The second highest level of classes in the school is something I teach. It’s one of the two middle school classes I am responsible for. The book we are using currently is by far the worst book I use through the week, but as far as test preparatory materials go, it isn’t that bad. It’s got all the buzz words of a successful book series: It’s Internet based testing. It requires integrated skill sets. It’s well rounded. While it might not be the most interesting material, if you have to teach for a test, you could do a lot worse.

There are only so many books, and only so many preparatory tests you can get students ready for before they move to high school and switch to more intensive late night schools. The Seoul National University preparatory test, called “TEPS” is a step down from the current international standard test we are preparing students to take.

It had no speaking or writing skills. The “TEPS” test is grammar, reading comprehension, vocabulary, listening, and lots of memorization. The entire test is multiple choice, and everything is hair splitting over the fine points of grammar or subtle meanings in highly contrived situational contexts. It’s basically the continuation of every hellish Korean designed English test taken to it’s most ridiculous useless extreme.

My director handed me several books covering these tests and asked my opinion of the entire series. Should we teach these to students? The book I teach to them currently is 100 times better and more useful, but it’s still the worst book I teach bar none. Things were so niche and so specific that you could learn everything in the TEPS book and still not know how to hold a coherent conversation. You’d know how to use several hundred idioms, but never have any situation in which you could use them.

I gave my harshest thumbs down possible. I questioned the necessity of preparing the students for an English test that wouldn’t do them any good outside of Korea’s warped education system. I told them I thought it wouldn’t make the students well rounded, only better on one test no one really should be taking in the first place. If these students wanted to study abroad, they had better things to do with their time.

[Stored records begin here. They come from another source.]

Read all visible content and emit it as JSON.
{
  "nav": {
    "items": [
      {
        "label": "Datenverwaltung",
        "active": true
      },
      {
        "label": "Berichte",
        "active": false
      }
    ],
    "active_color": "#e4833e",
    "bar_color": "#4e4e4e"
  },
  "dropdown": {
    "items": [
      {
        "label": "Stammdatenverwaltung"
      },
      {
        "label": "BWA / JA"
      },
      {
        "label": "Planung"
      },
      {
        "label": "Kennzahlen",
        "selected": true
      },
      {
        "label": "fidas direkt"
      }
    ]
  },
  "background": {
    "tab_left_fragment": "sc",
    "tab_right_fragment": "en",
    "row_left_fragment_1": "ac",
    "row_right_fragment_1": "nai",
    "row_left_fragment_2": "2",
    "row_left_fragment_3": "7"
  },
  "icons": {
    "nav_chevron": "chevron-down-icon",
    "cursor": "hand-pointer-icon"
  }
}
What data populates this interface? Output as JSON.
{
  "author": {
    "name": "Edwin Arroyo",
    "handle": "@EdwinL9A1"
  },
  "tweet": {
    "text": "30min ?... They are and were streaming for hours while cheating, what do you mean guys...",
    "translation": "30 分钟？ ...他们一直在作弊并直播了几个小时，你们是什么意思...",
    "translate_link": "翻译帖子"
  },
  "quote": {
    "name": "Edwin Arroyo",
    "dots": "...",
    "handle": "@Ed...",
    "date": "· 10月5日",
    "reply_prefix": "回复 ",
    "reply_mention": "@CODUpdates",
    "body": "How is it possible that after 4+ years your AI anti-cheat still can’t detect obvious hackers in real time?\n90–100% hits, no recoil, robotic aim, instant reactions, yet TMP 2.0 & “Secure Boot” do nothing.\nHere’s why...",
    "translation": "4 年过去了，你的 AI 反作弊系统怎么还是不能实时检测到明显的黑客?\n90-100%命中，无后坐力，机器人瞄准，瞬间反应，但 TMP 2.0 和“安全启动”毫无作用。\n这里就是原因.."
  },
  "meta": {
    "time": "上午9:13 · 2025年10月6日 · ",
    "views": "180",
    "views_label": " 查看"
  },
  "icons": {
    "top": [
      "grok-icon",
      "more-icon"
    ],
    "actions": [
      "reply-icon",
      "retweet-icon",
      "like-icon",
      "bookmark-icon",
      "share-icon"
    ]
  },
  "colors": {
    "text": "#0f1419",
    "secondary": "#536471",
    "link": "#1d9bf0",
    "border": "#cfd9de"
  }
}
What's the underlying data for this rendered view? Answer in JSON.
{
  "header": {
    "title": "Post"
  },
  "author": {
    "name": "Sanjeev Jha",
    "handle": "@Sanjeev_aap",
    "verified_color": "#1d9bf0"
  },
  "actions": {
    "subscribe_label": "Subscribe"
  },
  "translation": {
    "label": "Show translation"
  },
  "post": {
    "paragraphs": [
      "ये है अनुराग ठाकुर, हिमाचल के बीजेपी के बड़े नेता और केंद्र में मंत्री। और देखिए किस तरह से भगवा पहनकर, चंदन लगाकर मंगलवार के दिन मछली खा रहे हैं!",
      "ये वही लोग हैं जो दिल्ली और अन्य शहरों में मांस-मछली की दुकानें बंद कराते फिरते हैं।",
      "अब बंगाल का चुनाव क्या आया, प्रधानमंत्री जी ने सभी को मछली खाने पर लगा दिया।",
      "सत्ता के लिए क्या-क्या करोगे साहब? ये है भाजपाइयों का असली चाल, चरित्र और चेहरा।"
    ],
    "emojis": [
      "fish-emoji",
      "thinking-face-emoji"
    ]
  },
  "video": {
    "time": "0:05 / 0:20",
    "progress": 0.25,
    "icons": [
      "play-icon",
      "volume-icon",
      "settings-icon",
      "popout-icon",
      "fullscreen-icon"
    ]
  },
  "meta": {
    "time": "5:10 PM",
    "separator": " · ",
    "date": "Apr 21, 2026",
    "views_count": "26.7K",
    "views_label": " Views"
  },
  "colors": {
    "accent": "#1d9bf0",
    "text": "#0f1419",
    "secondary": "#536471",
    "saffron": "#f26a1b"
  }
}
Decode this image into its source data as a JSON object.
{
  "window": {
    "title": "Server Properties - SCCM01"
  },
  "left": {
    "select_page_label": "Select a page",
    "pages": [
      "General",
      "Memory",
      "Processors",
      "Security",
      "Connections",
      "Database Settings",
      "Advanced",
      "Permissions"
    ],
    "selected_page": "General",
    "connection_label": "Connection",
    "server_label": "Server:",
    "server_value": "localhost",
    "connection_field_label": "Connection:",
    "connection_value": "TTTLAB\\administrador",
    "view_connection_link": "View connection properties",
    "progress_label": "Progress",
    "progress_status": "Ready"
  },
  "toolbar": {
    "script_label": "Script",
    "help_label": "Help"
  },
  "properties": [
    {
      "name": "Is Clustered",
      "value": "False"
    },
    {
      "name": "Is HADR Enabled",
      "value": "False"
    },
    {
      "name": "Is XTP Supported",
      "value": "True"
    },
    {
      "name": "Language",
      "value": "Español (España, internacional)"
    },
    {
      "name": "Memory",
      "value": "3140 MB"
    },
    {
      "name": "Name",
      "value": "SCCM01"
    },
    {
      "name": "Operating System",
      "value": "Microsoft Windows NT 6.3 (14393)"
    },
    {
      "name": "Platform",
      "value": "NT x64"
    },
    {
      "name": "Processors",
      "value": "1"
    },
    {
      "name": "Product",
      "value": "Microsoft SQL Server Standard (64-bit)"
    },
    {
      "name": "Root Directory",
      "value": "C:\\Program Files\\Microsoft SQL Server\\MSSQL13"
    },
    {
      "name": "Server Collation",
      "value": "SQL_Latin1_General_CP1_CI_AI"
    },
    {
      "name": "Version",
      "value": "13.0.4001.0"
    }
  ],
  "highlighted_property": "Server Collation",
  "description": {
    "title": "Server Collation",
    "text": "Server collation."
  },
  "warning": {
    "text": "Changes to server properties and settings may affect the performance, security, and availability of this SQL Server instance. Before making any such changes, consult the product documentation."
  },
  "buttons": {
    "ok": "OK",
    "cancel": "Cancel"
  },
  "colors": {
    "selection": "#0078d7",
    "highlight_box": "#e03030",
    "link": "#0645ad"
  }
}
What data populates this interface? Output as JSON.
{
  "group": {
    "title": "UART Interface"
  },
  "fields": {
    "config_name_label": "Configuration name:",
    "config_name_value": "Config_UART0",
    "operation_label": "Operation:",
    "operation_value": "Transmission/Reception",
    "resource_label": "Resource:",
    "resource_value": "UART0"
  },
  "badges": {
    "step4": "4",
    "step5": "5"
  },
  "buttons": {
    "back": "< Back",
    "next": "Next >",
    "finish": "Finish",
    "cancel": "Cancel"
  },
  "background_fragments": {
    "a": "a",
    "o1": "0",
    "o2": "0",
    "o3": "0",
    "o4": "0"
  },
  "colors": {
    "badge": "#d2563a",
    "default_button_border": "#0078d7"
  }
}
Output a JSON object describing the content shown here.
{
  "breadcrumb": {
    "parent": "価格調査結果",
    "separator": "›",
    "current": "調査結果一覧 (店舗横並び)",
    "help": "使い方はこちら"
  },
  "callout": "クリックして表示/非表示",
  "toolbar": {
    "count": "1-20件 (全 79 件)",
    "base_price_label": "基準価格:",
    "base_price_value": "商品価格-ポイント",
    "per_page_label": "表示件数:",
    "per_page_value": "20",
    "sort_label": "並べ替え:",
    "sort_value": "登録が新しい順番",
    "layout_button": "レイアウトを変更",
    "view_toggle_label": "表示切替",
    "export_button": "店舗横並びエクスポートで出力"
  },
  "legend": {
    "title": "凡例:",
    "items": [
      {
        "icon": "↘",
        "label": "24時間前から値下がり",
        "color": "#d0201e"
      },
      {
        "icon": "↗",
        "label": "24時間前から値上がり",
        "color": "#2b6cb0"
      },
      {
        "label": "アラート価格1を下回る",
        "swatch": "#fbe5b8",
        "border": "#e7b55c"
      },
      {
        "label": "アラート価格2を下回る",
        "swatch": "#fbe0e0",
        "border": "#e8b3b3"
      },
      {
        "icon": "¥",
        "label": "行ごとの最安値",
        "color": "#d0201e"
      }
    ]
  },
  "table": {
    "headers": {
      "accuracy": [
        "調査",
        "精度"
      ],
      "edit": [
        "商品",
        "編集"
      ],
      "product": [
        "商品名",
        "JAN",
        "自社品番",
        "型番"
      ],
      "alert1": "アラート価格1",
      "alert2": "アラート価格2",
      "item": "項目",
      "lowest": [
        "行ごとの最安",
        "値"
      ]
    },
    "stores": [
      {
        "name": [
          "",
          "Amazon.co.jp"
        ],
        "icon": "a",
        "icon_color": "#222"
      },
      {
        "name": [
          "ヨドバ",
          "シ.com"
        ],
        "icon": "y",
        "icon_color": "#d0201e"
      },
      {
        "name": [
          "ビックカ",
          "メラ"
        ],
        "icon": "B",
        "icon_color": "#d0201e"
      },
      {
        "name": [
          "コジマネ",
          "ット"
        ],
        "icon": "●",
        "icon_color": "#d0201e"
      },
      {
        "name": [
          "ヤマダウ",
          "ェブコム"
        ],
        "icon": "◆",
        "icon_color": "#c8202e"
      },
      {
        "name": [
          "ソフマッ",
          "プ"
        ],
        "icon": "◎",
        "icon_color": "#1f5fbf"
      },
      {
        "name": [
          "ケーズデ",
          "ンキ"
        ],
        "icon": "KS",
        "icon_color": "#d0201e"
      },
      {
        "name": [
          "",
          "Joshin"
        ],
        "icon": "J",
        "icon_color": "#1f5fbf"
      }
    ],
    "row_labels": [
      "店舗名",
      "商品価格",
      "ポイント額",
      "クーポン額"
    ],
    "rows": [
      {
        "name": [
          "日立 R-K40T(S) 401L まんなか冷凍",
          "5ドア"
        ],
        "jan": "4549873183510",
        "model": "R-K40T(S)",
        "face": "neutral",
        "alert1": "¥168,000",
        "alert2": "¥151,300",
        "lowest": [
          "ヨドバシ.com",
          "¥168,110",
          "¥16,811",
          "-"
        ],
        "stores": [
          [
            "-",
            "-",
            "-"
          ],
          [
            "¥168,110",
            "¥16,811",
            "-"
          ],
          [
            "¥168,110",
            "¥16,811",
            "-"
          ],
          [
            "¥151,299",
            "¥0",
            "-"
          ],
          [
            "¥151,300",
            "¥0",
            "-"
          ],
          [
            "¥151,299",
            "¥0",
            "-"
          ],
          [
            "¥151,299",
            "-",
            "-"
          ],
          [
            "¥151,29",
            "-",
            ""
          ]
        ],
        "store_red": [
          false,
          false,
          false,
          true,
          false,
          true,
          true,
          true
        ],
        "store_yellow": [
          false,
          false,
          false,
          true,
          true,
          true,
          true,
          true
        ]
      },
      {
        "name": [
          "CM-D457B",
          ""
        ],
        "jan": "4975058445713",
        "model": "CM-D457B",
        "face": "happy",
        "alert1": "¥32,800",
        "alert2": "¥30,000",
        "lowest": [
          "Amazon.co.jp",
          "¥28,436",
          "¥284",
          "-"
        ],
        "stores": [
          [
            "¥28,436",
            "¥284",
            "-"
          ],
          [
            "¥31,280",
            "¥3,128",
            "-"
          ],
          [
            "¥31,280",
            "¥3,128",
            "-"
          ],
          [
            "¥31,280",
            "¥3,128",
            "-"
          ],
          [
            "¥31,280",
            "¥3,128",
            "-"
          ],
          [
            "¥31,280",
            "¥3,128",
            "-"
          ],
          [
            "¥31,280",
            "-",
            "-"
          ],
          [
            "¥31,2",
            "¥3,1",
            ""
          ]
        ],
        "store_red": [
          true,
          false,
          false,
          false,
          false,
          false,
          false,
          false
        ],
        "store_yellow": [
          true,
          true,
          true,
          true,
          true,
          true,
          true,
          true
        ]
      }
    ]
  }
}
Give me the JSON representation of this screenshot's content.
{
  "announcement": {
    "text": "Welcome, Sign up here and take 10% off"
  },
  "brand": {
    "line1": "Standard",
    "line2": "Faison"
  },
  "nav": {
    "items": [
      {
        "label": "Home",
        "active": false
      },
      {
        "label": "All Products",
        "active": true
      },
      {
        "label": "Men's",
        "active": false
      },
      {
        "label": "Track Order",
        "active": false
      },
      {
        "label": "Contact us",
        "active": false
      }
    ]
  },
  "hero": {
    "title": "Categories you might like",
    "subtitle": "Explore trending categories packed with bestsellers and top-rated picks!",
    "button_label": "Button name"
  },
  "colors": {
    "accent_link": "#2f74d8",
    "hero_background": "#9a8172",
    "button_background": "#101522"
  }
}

I recommended a class based on my high school experience. Short stories, discussions, writing, critique, etc. It worked for me, and I’d enjoy doing something other than teaching for a test for once. The limiting factor seems to be the students free time. All of the students go to several other schools, all competing for their free time. The likelihood that I could get a middle school class motivated to read an entire short story is very slim.

Lazy students bring down the discussions, and you can’t build on things if they don’t get the materials prepared beforehand.  Unless we were allowed to give the students “reading time” in each class to get back to speed, it’d be too much to expect of students that are too tired to keep their heads up when the classroom goes quiet for a minute. Still, it’s better to try and fail while doing something new than being trapped teaching some hellishly boring classes for months on end.

It seems I was the “go to” guy for information about picking high level books. My foreign coworker rubber stamped whatever I said when the director asked him before my arrival. If I don’t give it the thumbs up, it might not fly. It’s nice to have that kind of weight in the school. The shrieking lady didn’t get consulted. This is only the first in a series of choices that will mean how well my summer teaching schedule will turn out.